Endpoint Backend CPU (cores) Backend Mem (MB) Nginx CPU (cores) Nginx Mem (MB) Active WS
/ws/proxy 0.0170 143.54 0.0074 331.89 10000
/ws/fd_transfer 0.0211 116.43 0.0005 55.03 10000

Análise dos Resultados

Memória Nginx: Redução de 331.89 MB → 55.03 MB (83.4% de redução)

  • O handoff libera o Nginx de manter buffers para 10.000 conexões
  • Memória residual reflete apenas overhead do processo base

CPU Nginx: Redução de 0.0074 → 0.0005 cores (93.2% de redução)

  • Nginx não processa mensagens WebSocket após o handoff
  • CPU residual é apenas para aceitar novas conexões

Backend: Ligeiro aumento de CPU (0.0170 → 0.0211), redução de memória (143.54 → 116.43 MB)

  • Aumento de CPU esperado: backend assume todo o I/O da rede
  • Redução de memória: gobwas/ws trabalha apenas com frames WebSocket e consome menos memória

Implicações Arquiteturais

Vantagens

  1. Escalabilidade Horizontal: Nginx pode aceitar muito mais conexões
  2. Latência Reduzida: Eliminação do hop intermediário
  3. Eficiência de Recursos: Melhor utilização de CPU e memória
  4. Separação de Responsabilidades: Nginx foca em roteamento, backend em lógica

Limitações

  1. Complexidade: Implementação significativamente mais complexa
  2. Dependência de Plataforma: Específico para sistemas Unix/Linux
  3. Debugging: Mais difícil rastrear conexões após handoff
  4. Estado Compartilhado: Coordenação entre Nginx e backend é crítica

Casos de Uso Ideais

  • Aplicações de High-Frequency Trading: Onde cada microssegundo importa
  • Jogos Multiplayer: Latência crítica para experiência do usuário
  • Sistemas IoT: Grande volume de conexões com mensagens pequenas
  • Streaming de Dados: Onde throughput máximo é essencial

Conclusão

A passagem de FD via SCM_RIGHTS entre processos pode ajudar aplicações que exigem performance extrema. Embora adicione complexidade, os ganhos em eficiência e escalabilidade são substanciais.
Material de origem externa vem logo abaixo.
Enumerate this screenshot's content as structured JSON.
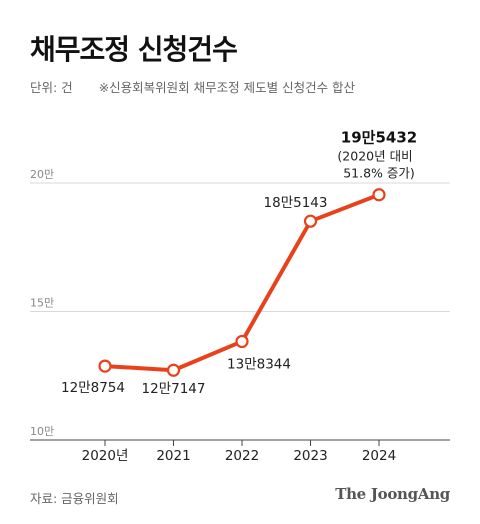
{
  "header": {
    "title": "채무조정 신청건수",
    "unit": "단위: 건",
    "note": "※신용회복위원회 채무조정 제도별 신청건수 합산"
  },
  "footer": {
    "source": "자료: 금융위원회",
    "brand": "The JoongAng"
  },
  "colors": {
    "line": "#e8421c",
    "grid": "#d9d9d9",
    "axis": "#444444"
  },
  "chart_data": {
    "type": "line",
    "title": "채무조정 신청건수",
    "x": [
      "2020년",
      "2021",
      "2022",
      "2023",
      "2024"
    ],
    "series": [
      {
        "values": [
          128754,
          127147,
          138344,
          185143,
          195432
        ]
      }
    ],
    "point_labels": [
      "12만8754",
      "12만7147",
      "13만8344",
      "18만5143",
      "19만5432"
    ],
    "highlight": {
      "label": "19만5432",
      "note_line1": "(2020년 대비",
      "note_line2": "51.8% 증가)"
    },
    "y_ticks": [
      100000,
      150000,
      200000
    ],
    "y_tick_labels": [
      "10만",
      "15만",
      "20만"
    ],
    "ylim": [
      100000,
      200000
    ],
    "grid": true
  }
}
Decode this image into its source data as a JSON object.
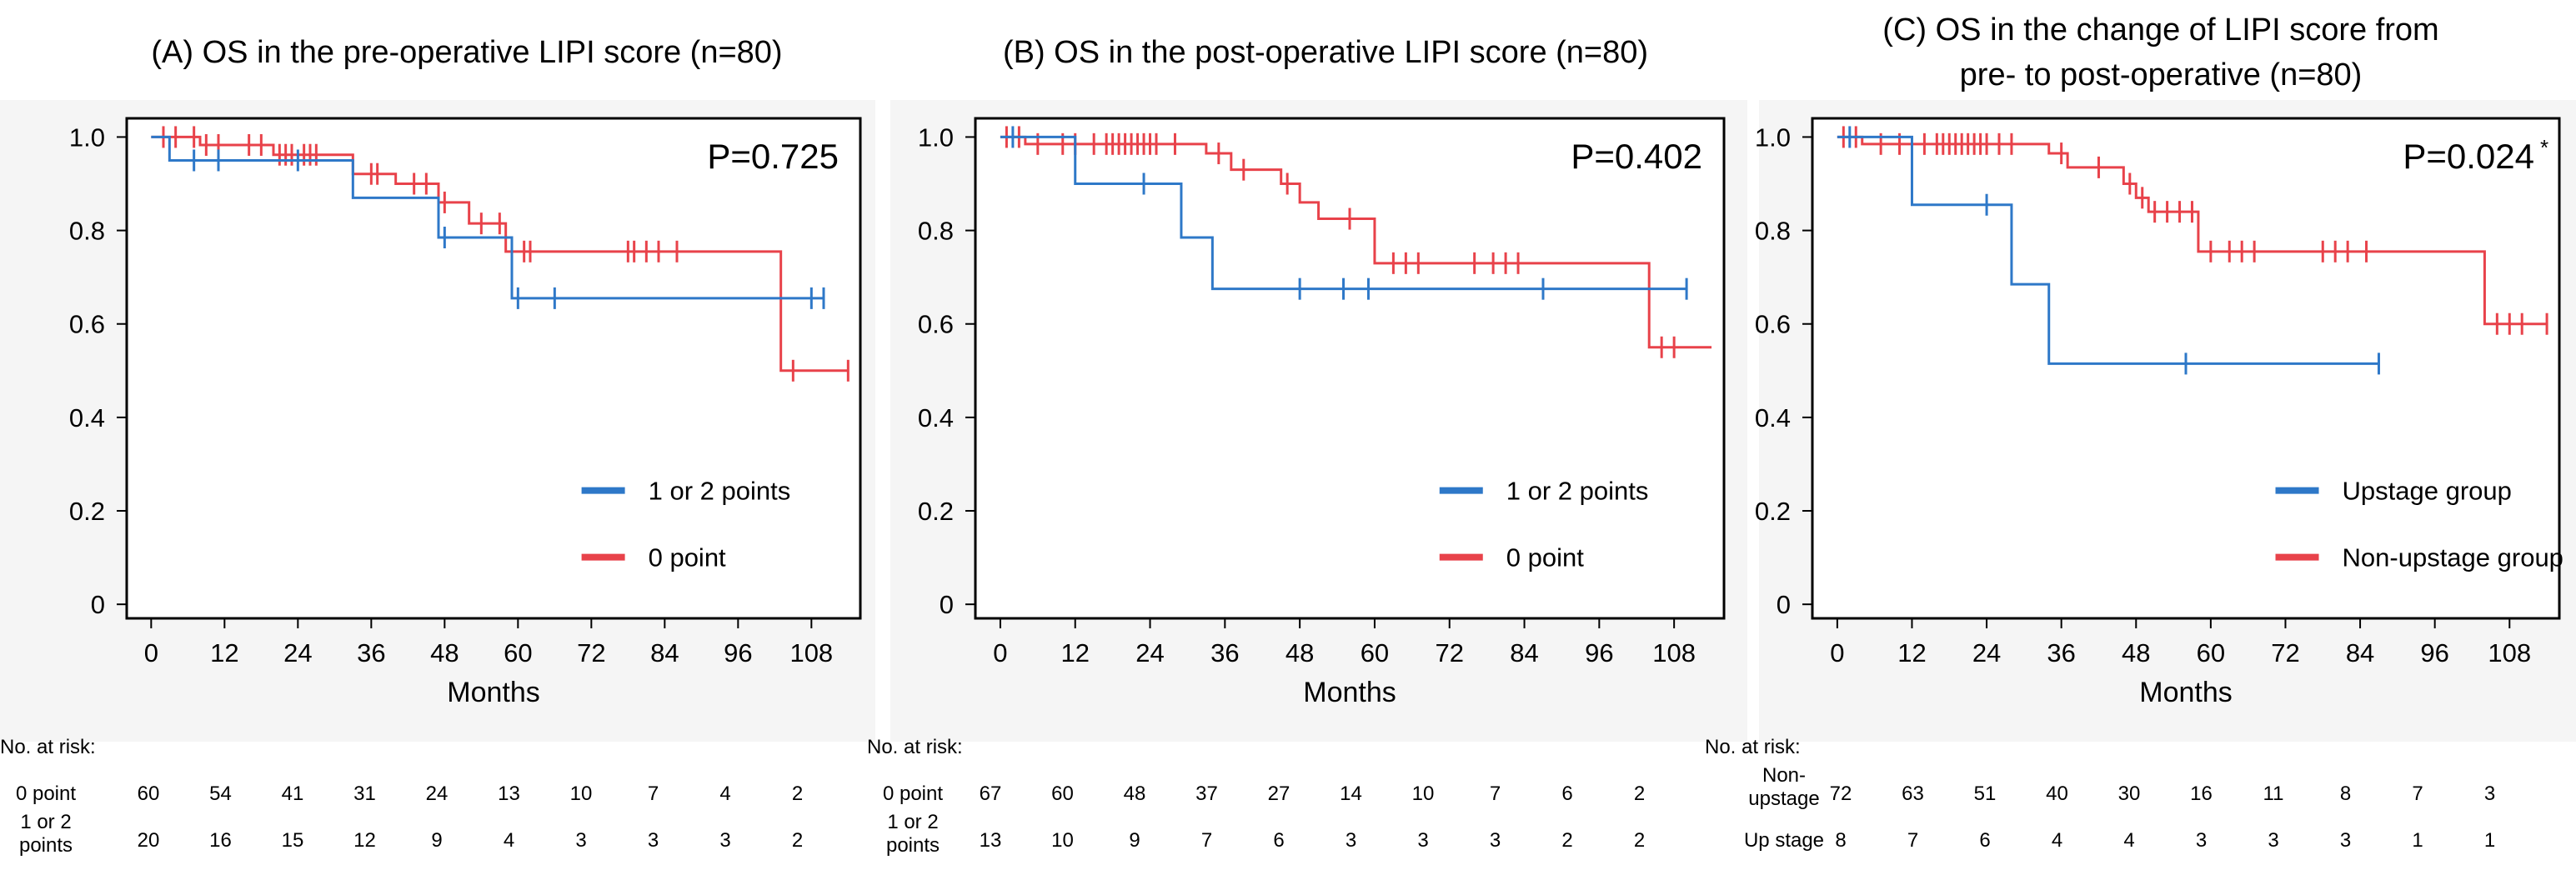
{
  "colors": {
    "red": "#e8424a",
    "blue": "#2e78c8",
    "axis": "#000000",
    "panel_bg": "#f5f5f5"
  },
  "chart_data": [
    {
      "type": "line",
      "title_lines": [
        "(A) OS in the pre-operative LIPI score (n=80)"
      ],
      "p_value": "P=0.725",
      "p_sup": "",
      "xlabel": "Months",
      "ylabel": "",
      "xlim": [
        -4,
        116
      ],
      "ylim": [
        -0.03,
        1.04
      ],
      "xticks": [
        0,
        12,
        24,
        36,
        48,
        60,
        72,
        84,
        96,
        108
      ],
      "yticks": [
        0,
        0.2,
        0.4,
        0.6,
        0.8,
        1.0
      ],
      "ytick_labels": [
        "0",
        "0.2",
        "0.4",
        "0.6",
        "0.8",
        "1.0"
      ],
      "grid": false,
      "legend_position": "lower-right",
      "series": [
        {
          "name": "0 point",
          "color": "red",
          "steps": [
            [
              0,
              1.0
            ],
            [
              8,
              0.983
            ],
            [
              20,
              0.962
            ],
            [
              33,
              0.921
            ],
            [
              40,
              0.9
            ],
            [
              47,
              0.86
            ],
            [
              52,
              0.815
            ],
            [
              58,
              0.755
            ],
            [
              103,
              0.5
            ],
            [
              114,
              0.5
            ]
          ],
          "censors": [
            [
              2,
              1.0
            ],
            [
              4,
              1.0
            ],
            [
              7,
              1.0
            ],
            [
              9,
              0.983
            ],
            [
              11,
              0.983
            ],
            [
              16,
              0.983
            ],
            [
              18,
              0.983
            ],
            [
              21,
              0.962
            ],
            [
              22,
              0.962
            ],
            [
              23,
              0.962
            ],
            [
              25,
              0.962
            ],
            [
              26,
              0.962
            ],
            [
              27,
              0.962
            ],
            [
              36,
              0.921
            ],
            [
              37,
              0.921
            ],
            [
              43,
              0.9
            ],
            [
              45,
              0.9
            ],
            [
              48,
              0.86
            ],
            [
              54,
              0.815
            ],
            [
              57,
              0.815
            ],
            [
              61,
              0.755
            ],
            [
              62,
              0.755
            ],
            [
              78,
              0.755
            ],
            [
              79,
              0.755
            ],
            [
              81,
              0.755
            ],
            [
              83,
              0.755
            ],
            [
              86,
              0.755
            ],
            [
              105,
              0.5
            ],
            [
              114,
              0.5
            ]
          ]
        },
        {
          "name": "1 or 2 points",
          "color": "blue",
          "steps": [
            [
              0,
              1.0
            ],
            [
              3,
              0.95
            ],
            [
              33,
              0.87
            ],
            [
              47,
              0.785
            ],
            [
              59,
              0.655
            ],
            [
              110,
              0.655
            ]
          ],
          "censors": [
            [
              7,
              0.95
            ],
            [
              11,
              0.95
            ],
            [
              24,
              0.95
            ],
            [
              48,
              0.785
            ],
            [
              60,
              0.655
            ],
            [
              66,
              0.655
            ],
            [
              108,
              0.655
            ],
            [
              110,
              0.655
            ]
          ]
        }
      ],
      "risk_table": {
        "header": "No. at risk:",
        "rows": [
          {
            "label_lines": [
              "0 point"
            ],
            "values": [
              "60",
              "54",
              "41",
              "31",
              "24",
              "13",
              "10",
              "7",
              "4",
              "2"
            ]
          },
          {
            "label_lines": [
              "1 or 2",
              "points"
            ],
            "values": [
              "20",
              "16",
              "15",
              "12",
              "9",
              "4",
              "3",
              "3",
              "3",
              "2"
            ]
          }
        ]
      }
    },
    {
      "type": "line",
      "title_lines": [
        "(B) OS in the post-operative LIPI score (n=80)"
      ],
      "p_value": "P=0.402",
      "p_sup": "",
      "xlabel": "Months",
      "ylabel": "",
      "xlim": [
        -4,
        116
      ],
      "ylim": [
        -0.03,
        1.04
      ],
      "xticks": [
        0,
        12,
        24,
        36,
        48,
        60,
        72,
        84,
        96,
        108
      ],
      "yticks": [
        0,
        0.2,
        0.4,
        0.6,
        0.8,
        1.0
      ],
      "ytick_labels": [
        "0",
        "0.2",
        "0.4",
        "0.6",
        "0.8",
        "1.0"
      ],
      "grid": false,
      "legend_position": "lower-right",
      "series": [
        {
          "name": "0 point",
          "color": "red",
          "steps": [
            [
              0,
              1.0
            ],
            [
              4,
              0.985
            ],
            [
              33,
              0.965
            ],
            [
              37,
              0.93
            ],
            [
              45,
              0.9
            ],
            [
              48,
              0.86
            ],
            [
              51,
              0.825
            ],
            [
              60,
              0.73
            ],
            [
              104,
              0.55
            ],
            [
              114,
              0.55
            ]
          ],
          "censors": [
            [
              1,
              1.0
            ],
            [
              3,
              1.0
            ],
            [
              6,
              0.985
            ],
            [
              10,
              0.985
            ],
            [
              12,
              0.985
            ],
            [
              15,
              0.985
            ],
            [
              17,
              0.985
            ],
            [
              18,
              0.985
            ],
            [
              19,
              0.985
            ],
            [
              20,
              0.985
            ],
            [
              21,
              0.985
            ],
            [
              22,
              0.985
            ],
            [
              23,
              0.985
            ],
            [
              24,
              0.985
            ],
            [
              25,
              0.985
            ],
            [
              28,
              0.985
            ],
            [
              35,
              0.965
            ],
            [
              39,
              0.93
            ],
            [
              46,
              0.9
            ],
            [
              56,
              0.825
            ],
            [
              63,
              0.73
            ],
            [
              65,
              0.73
            ],
            [
              67,
              0.73
            ],
            [
              76,
              0.73
            ],
            [
              79,
              0.73
            ],
            [
              81,
              0.73
            ],
            [
              83,
              0.73
            ],
            [
              106,
              0.55
            ],
            [
              108,
              0.55
            ]
          ]
        },
        {
          "name": "1 or 2 points",
          "color": "blue",
          "steps": [
            [
              0,
              1.0
            ],
            [
              12,
              0.9
            ],
            [
              29,
              0.785
            ],
            [
              34,
              0.675
            ],
            [
              110,
              0.675
            ]
          ],
          "censors": [
            [
              2,
              1.0
            ],
            [
              23,
              0.9
            ],
            [
              48,
              0.675
            ],
            [
              55,
              0.675
            ],
            [
              59,
              0.675
            ],
            [
              87,
              0.675
            ],
            [
              110,
              0.675
            ]
          ]
        }
      ],
      "risk_table": {
        "header": "No. at risk:",
        "rows": [
          {
            "label_lines": [
              "0 point"
            ],
            "values": [
              "67",
              "60",
              "48",
              "37",
              "27",
              "14",
              "10",
              "7",
              "6",
              "2"
            ]
          },
          {
            "label_lines": [
              "1 or 2",
              "points"
            ],
            "values": [
              "13",
              "10",
              "9",
              "7",
              "6",
              "3",
              "3",
              "3",
              "2",
              "2"
            ]
          }
        ]
      }
    },
    {
      "type": "line",
      "title_lines": [
        "(C) OS in the change of LIPI score from",
        "pre- to post-operative (n=80)"
      ],
      "p_value": "P=0.024",
      "p_sup": "*",
      "xlabel": "Months",
      "ylabel": "",
      "xlim": [
        -4,
        116
      ],
      "ylim": [
        -0.03,
        1.04
      ],
      "xticks": [
        0,
        12,
        24,
        36,
        48,
        60,
        72,
        84,
        96,
        108
      ],
      "yticks": [
        0,
        0.2,
        0.4,
        0.6,
        0.8,
        1.0
      ],
      "ytick_labels": [
        "0",
        "0.2",
        "0.4",
        "0.6",
        "0.8",
        "1.0"
      ],
      "grid": false,
      "legend_position": "lower-right",
      "series": [
        {
          "name": "Non-upstage group",
          "color": "red",
          "steps": [
            [
              0,
              1.0
            ],
            [
              4,
              0.985
            ],
            [
              34,
              0.965
            ],
            [
              37,
              0.935
            ],
            [
              46,
              0.9
            ],
            [
              48,
              0.87
            ],
            [
              50,
              0.84
            ],
            [
              58,
              0.755
            ],
            [
              104,
              0.6
            ],
            [
              114,
              0.6
            ]
          ],
          "censors": [
            [
              1,
              1.0
            ],
            [
              3,
              1.0
            ],
            [
              7,
              0.985
            ],
            [
              10,
              0.985
            ],
            [
              14,
              0.985
            ],
            [
              16,
              0.985
            ],
            [
              17,
              0.985
            ],
            [
              18,
              0.985
            ],
            [
              19,
              0.985
            ],
            [
              20,
              0.985
            ],
            [
              21,
              0.985
            ],
            [
              22,
              0.985
            ],
            [
              23,
              0.985
            ],
            [
              24,
              0.985
            ],
            [
              26,
              0.985
            ],
            [
              28,
              0.985
            ],
            [
              36,
              0.965
            ],
            [
              42,
              0.935
            ],
            [
              47,
              0.9
            ],
            [
              49,
              0.87
            ],
            [
              51,
              0.84
            ],
            [
              53,
              0.84
            ],
            [
              55,
              0.84
            ],
            [
              57,
              0.84
            ],
            [
              60,
              0.755
            ],
            [
              63,
              0.755
            ],
            [
              65,
              0.755
            ],
            [
              67,
              0.755
            ],
            [
              78,
              0.755
            ],
            [
              80,
              0.755
            ],
            [
              82,
              0.755
            ],
            [
              85,
              0.755
            ],
            [
              106,
              0.6
            ],
            [
              108,
              0.6
            ],
            [
              110,
              0.6
            ],
            [
              114,
              0.6
            ]
          ]
        },
        {
          "name": "Upstage group",
          "color": "blue",
          "steps": [
            [
              0,
              1.0
            ],
            [
              12,
              0.855
            ],
            [
              28,
              0.685
            ],
            [
              34,
              0.515
            ],
            [
              87,
              0.515
            ]
          ],
          "censors": [
            [
              2,
              1.0
            ],
            [
              24,
              0.855
            ],
            [
              56,
              0.515
            ],
            [
              87,
              0.515
            ]
          ]
        }
      ],
      "risk_table": {
        "header": "No. at risk:",
        "rows": [
          {
            "label_lines": [
              "Non-",
              "upstage"
            ],
            "values": [
              "72",
              "63",
              "51",
              "40",
              "30",
              "16",
              "11",
              "8",
              "7",
              "3"
            ]
          },
          {
            "label_lines": [
              "Up stage"
            ],
            "values": [
              "8",
              "7",
              "6",
              "4",
              "4",
              "3",
              "3",
              "3",
              "1",
              "1"
            ]
          }
        ]
      }
    }
  ]
}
Esta técnica não é adequada para todas as aplicações, mas para cenários onde performance é crítica, ela oferece uma vantagem competitiva significativa. À medida que as aplicações em tempo real se tornam mais críticas, dominar técnicas de baixo nível como SCM_RIGHTS do kernel Linux se torna essencial para arquitetos de sistemas que buscam extrair o máximo desempenho da infraestrutura disponível.